Tuesday, May 24, 2011

The Number of Banks in US Drop by 77 in the First Quarter


The FDIC just released the financial statistics on the banking industry for the first quarter of 2011.

We knew that through May 20, 2011, the FDIC has participated in the closing of 43 banks.  Through the end of the first quarter of 2011, 26 banks had been closed.

With the first quarter results now available we can observe the actual shrinkage in the number of banks in the United States. 

On March 31, 2011 there were 6,453 banks in the United States, 77 less than existed on December 31, 2010.

There were 6,773 banks in existence a year earlier, March 31, 2010, so the banking system has 320 fewer banks at the end of the first quarter this year than one year ago. 

At the start of the recession in December 2009, there were 7,284 banks in the banking system, 831 less independent units than exist at the end of the first quarter of this year. 

The largest drop in banks in the first quarter was in the smallest institutions: there were 51 fewer banks with assets of less than $100 million at the end of the quarter than at the end of 2010.

Banks between $100 million in asset size and $1.0 billion in asset size dropped in number by 34 units.

Banks that had more than $1.0 in assets actually rose as the number of banks in this category increased by 8 banks. 

The consolidation in the banking industry continues.  If the number of banks continues to drop by about 80 banks per quarter, this would mean that the decline in the number of banks in the United States in 2011 would be roughly the same as the decline that took place between March 31, 2010 and March 31, 2011. 

However, the composition of the decline in the number of banks in existence seems to be changing.  Whereas the number of banks that failed in 2010 was about half the decline in the number of banks in existence, in the first quarter of 2011, the number of failed banks was only about one-third of the decline in the total number of banks in existence. 

This would seem to be a healthy development.  The banking system is still expected to shrink, but maybe we have passed the peak of bank failures and most of the contraction in the future will be in consolidations coming through acquisition and merger. 

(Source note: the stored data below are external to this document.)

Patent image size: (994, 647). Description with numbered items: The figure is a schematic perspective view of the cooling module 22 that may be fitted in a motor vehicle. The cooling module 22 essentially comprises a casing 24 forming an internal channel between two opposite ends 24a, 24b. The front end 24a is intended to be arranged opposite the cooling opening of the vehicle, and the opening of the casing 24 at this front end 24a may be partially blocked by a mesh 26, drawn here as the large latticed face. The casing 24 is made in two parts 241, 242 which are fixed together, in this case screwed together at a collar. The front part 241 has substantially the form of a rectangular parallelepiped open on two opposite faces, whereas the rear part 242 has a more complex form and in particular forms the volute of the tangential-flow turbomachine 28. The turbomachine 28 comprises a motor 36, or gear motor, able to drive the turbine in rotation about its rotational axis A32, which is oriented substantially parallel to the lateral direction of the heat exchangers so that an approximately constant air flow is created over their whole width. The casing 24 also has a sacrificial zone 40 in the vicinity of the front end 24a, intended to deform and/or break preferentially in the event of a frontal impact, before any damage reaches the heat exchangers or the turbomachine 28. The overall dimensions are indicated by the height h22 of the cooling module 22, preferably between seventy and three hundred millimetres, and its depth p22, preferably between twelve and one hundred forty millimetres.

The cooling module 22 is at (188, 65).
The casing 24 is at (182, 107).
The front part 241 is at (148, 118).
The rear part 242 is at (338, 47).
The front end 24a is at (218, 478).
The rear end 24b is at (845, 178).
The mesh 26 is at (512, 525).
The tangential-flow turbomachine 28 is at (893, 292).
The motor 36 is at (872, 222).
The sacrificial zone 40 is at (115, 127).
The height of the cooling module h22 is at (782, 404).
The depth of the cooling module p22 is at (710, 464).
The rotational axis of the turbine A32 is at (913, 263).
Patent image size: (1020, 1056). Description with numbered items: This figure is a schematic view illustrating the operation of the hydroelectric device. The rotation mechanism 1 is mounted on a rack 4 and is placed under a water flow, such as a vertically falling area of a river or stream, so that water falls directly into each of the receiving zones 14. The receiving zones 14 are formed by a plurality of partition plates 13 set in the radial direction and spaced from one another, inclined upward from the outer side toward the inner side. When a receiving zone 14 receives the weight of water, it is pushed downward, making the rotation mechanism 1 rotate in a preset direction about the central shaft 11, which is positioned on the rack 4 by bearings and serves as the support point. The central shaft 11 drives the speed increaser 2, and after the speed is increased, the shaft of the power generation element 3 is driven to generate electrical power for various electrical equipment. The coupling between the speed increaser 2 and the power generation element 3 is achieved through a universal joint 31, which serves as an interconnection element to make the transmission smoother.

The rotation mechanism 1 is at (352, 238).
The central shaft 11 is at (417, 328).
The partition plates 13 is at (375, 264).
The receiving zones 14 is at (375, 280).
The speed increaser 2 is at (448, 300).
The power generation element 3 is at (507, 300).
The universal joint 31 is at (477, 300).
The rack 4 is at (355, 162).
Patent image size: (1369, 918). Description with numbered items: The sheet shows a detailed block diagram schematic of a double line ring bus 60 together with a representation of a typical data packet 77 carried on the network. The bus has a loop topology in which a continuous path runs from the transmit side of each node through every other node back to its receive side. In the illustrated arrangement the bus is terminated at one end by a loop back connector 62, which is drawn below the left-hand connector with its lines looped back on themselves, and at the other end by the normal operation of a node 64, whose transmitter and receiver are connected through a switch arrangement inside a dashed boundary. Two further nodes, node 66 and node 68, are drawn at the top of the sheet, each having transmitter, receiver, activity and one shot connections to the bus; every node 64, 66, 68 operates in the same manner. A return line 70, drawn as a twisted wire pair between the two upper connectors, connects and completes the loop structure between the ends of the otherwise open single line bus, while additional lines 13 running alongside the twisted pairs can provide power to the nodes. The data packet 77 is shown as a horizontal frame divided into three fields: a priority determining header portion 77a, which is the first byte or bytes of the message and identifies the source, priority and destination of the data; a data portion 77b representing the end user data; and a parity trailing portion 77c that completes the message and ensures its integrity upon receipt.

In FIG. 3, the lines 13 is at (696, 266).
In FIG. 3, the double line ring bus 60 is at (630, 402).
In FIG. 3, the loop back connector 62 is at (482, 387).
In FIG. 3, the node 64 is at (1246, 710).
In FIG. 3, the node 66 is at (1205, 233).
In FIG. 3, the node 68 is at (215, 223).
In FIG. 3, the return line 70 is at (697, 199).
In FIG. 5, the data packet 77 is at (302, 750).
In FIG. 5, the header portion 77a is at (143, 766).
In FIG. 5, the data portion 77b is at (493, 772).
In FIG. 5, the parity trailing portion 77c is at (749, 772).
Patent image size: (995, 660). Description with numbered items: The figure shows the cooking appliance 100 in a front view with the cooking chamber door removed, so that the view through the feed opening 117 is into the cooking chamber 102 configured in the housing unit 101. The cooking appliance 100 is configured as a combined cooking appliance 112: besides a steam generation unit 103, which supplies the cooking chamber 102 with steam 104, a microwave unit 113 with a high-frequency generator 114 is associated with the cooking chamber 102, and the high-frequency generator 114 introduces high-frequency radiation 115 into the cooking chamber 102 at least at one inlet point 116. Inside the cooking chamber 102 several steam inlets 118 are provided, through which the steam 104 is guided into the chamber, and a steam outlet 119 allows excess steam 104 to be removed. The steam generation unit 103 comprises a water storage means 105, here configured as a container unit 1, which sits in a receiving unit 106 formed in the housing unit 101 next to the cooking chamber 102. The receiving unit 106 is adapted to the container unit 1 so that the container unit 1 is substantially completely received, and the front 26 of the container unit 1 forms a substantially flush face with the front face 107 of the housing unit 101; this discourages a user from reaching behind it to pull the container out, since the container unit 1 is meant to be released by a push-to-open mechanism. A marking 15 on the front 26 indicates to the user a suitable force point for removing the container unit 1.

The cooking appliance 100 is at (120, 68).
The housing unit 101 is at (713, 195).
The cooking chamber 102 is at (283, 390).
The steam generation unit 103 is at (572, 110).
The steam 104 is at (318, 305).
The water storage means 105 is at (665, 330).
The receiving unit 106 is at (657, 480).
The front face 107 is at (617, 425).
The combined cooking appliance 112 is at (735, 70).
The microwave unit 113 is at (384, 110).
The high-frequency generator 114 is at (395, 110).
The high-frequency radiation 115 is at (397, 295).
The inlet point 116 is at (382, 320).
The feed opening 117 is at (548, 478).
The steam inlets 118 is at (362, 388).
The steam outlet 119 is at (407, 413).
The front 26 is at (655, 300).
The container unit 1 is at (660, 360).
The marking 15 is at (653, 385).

If the number of banks in the banking system does drop by around 320 this year, that would put the number of banks at about 6,200 on December 31, 2011, a reduction of almost 1,100 banks since the recession began in 2007.

If one of the goals of the Fed’s quantitative easing 2 (QE2) was to provide enough liquidity to the banking system so that the FDIC could close banks with the least disruption possible, then QE2 has seemingly been a success.  The goal of the FDIC, of course, is to close banks in an orderly fashion and the excess liquidity in the banking system may be seen as the means that allowed many of these banks to stay open…especially the smaller ones…before either the bank was closed or an acquirer was found.

Obviously, the banking system is not “out-of-the-woods” yet.  I believe the behavior of the banks indicates the continued fragility of many banks…especially the smaller ones.  The banking system should have begun lending now, almost two years into the current economic recovery.  Yet the banks continue to “hold on” to the reserves the Fed in pumping into the banking system.  Excess reserves are closing in on $1.6 trillion…with still only modest increases in lending…and this increase is just coming in the largest 25 banks in the country. 

I am still seeing only 4,000 banks or less in the United States banking system in the relatively near future.  I believe that the financial condition of domestically chartered banks in the United States, the movement of more foreign banks into the United States banking system, and the changes that are taking place in the use of information technology in the banking system are going to result in a continued decline in the number of banks that exist.     

I do believe that this re-structuring of the banking system will result in a stronger and more vibrant banking system, one prepared to compete in the twenty-first century.  The transition to this “new” system, however, is slow and tenuous.  Tenuous, because creating a “new” banking system, one that is much more technologically advanced will not come about easily…especially given the road blocks the politicians and the regulators will put in the way of the evolving system.